O foco do PSD é a criação de “melhores condições para os canis”, uma vez que estes se “debatem com grandes problemas e carências”, diz Emília Cerqueira, para quem o processo de colocação de chips nos animais também é prioritário. “O PSD tem uma longa tradição nestas matérias [de direitos dos animais]. É responsável, mas sem embarcar em populismos.”

Para o Partido Ecologista Os Verdes (PEV), o fim do financiamento público das touradas é urgente. “O ideal até seria a abolição, mas esta já é uma via”, diz Joana Silva, membro da comissão executiva do partido. O PEV revela que dará entrada um projecto de lei que visa a proibição da caça à raposa, ao melro e ao saca-rabo (pequeno mamífero restrito ao sudoeste da Península Ibérica). O partido defende ainda a esterilização gratuita para quem tem “carências económicas”.

Por escrito, o Chega explicou ao P3 que pretende “aumentar as penas” a aplicar em crimes de maus tratos a animais de companhia, bem como proibir a adopção a pessoas previamente condenadas por estes crimes. O Chega quer propor, ainda este ano, a “proibição dos testes em animais para o mundo da cosmética” — contudo, tal já é proibido na União Europeia desde 2013. Defende a proibição da morte dos touros, mas não a abolição das touradas.

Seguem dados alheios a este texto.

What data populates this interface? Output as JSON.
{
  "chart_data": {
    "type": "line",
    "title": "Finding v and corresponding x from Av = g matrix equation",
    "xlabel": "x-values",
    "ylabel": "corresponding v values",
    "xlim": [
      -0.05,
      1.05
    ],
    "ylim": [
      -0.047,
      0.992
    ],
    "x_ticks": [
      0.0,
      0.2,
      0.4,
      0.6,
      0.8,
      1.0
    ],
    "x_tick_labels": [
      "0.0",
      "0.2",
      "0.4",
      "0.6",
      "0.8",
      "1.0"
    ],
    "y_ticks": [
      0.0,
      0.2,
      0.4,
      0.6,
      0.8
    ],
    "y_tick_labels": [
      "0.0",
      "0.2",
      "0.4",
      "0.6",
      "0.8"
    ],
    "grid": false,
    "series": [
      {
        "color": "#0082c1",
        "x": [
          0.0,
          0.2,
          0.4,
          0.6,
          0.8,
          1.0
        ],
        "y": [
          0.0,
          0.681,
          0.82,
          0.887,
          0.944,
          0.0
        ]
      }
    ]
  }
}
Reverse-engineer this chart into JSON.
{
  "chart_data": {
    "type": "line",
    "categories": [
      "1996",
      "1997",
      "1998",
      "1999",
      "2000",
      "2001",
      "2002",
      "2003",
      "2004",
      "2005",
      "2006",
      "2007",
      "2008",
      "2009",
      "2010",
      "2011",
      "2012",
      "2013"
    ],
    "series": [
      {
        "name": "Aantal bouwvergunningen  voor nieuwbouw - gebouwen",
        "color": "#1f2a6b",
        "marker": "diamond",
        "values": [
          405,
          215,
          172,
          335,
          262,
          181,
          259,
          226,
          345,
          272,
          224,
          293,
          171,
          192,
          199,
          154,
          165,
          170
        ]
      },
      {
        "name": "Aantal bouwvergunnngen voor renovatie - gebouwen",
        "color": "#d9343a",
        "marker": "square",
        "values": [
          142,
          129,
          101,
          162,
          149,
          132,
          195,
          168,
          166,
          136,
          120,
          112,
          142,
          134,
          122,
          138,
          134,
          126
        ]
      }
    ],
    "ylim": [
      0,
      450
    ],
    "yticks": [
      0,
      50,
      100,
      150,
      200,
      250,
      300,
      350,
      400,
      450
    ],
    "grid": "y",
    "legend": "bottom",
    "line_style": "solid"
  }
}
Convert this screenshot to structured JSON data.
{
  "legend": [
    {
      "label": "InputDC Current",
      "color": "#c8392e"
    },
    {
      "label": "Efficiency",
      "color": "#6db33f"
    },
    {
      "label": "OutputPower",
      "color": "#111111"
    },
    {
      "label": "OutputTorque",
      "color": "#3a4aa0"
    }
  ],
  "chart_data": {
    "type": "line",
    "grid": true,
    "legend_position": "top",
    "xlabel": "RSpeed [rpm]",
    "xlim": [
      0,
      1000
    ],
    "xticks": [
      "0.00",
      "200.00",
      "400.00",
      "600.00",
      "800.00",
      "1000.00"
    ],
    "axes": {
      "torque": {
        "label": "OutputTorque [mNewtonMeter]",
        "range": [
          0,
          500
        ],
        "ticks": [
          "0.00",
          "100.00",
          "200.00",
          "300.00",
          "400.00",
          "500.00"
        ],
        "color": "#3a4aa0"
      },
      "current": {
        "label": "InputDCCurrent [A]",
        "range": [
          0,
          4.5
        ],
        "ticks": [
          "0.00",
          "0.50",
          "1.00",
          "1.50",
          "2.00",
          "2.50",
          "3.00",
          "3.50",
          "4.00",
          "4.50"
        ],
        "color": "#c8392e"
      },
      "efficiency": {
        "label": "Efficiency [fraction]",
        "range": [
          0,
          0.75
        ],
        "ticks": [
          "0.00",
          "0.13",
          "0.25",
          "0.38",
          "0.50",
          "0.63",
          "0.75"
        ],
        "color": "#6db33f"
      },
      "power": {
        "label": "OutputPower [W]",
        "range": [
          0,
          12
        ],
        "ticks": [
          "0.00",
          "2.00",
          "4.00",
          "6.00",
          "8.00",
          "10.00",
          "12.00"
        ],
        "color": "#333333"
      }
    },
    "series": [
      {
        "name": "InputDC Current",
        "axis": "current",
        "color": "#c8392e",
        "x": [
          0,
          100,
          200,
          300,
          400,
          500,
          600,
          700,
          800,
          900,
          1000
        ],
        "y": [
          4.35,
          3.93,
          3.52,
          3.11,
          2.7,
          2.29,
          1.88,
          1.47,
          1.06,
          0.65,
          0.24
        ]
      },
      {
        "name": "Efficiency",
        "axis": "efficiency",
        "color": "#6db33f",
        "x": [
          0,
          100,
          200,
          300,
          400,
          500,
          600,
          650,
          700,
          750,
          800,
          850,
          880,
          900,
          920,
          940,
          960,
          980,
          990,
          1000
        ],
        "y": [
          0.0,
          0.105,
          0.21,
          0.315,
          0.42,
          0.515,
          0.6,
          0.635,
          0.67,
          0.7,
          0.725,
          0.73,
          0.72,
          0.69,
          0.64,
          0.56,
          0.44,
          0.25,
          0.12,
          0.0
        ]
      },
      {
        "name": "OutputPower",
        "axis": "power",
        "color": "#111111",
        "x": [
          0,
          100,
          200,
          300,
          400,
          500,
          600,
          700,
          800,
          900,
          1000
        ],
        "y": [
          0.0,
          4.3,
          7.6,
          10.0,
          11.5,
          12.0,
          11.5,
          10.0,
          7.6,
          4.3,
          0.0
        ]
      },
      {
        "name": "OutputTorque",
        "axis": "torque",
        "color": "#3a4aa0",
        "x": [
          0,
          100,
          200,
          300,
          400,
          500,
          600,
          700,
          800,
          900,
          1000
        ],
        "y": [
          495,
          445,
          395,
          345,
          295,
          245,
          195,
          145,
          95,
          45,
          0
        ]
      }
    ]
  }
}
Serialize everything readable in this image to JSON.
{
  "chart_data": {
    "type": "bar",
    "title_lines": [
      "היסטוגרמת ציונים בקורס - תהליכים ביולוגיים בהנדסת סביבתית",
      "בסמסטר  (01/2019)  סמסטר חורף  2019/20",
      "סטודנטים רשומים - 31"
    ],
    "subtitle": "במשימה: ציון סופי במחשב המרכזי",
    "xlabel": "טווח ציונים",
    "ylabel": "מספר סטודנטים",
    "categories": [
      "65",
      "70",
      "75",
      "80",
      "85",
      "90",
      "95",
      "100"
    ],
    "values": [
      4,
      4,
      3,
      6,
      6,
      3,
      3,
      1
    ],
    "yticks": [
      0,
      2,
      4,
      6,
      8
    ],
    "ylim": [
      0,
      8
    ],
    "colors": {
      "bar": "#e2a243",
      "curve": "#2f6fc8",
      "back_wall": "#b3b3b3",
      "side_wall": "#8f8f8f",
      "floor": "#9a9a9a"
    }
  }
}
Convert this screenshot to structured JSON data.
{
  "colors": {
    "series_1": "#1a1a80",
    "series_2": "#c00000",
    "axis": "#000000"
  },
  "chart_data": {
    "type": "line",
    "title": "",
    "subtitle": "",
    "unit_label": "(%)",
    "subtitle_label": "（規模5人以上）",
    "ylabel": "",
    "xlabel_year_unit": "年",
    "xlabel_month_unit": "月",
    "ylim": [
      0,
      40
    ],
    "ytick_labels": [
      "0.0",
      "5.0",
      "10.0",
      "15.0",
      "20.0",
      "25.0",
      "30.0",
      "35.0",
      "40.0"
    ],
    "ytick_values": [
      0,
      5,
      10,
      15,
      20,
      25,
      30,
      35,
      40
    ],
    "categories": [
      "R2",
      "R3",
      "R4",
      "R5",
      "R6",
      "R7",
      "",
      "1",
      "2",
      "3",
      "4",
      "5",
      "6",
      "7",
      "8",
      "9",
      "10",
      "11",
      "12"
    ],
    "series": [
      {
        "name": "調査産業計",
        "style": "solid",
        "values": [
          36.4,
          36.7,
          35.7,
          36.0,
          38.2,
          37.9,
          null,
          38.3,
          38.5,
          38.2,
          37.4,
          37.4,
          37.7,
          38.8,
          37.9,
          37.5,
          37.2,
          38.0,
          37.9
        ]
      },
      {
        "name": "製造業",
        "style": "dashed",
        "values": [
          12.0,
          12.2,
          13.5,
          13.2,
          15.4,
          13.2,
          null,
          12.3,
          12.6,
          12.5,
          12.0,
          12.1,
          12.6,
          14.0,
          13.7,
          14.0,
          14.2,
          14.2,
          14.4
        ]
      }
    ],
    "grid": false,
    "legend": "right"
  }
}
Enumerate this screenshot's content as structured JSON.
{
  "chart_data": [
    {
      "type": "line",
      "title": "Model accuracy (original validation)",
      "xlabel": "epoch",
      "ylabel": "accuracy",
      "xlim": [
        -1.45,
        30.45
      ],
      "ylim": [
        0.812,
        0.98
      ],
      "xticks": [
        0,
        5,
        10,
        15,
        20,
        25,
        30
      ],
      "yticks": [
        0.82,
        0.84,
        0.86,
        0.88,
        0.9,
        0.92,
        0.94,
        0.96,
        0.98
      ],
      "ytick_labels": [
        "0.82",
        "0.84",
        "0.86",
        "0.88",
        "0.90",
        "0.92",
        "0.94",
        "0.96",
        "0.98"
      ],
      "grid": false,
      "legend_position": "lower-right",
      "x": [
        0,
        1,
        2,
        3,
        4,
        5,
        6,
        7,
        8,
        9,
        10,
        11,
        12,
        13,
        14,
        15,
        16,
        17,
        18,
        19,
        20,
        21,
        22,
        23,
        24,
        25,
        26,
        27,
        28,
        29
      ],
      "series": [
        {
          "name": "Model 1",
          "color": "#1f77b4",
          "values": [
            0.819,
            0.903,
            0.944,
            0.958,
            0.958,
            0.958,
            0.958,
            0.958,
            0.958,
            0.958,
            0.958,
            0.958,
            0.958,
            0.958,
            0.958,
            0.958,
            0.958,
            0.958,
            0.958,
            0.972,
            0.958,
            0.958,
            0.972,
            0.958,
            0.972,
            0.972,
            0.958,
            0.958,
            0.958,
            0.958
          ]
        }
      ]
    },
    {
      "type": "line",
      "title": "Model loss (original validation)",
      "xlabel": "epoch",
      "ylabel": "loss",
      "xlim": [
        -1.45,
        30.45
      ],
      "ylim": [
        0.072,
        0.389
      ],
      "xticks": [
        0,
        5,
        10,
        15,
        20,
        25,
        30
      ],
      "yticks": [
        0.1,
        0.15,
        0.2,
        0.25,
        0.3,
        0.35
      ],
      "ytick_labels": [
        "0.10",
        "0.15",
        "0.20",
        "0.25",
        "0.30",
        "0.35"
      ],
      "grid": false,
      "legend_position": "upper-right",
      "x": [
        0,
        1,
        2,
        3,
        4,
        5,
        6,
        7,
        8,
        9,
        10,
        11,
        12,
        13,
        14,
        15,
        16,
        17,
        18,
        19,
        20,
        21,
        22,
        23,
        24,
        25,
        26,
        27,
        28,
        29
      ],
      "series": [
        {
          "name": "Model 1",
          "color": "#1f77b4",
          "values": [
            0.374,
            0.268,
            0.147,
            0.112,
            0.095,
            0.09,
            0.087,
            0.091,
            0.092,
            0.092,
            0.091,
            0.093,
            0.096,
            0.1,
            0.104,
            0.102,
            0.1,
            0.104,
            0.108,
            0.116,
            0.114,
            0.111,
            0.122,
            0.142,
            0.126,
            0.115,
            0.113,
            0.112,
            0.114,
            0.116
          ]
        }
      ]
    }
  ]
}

Também por escrito, o Livre frisou as prioridades para a actual legislatura na área do bem-estar animal: a abolição das touradas, a proibição do transporte de animais vivos em percursos longos, a redução do IVA de 23% para 6% nos serviços veterinários e na alimentação de animais de companhia e a criação de um provedor dos animais nacional. O partido também quer assegurar que todos os jardins zoológicos cumpram objectivos científicos e pedagógicos, bem como suspender a criação de animais de companhia para venda.

A Iniciativa Liberal e o CDS não responderam atempadamente às questões enviadas pelo P3.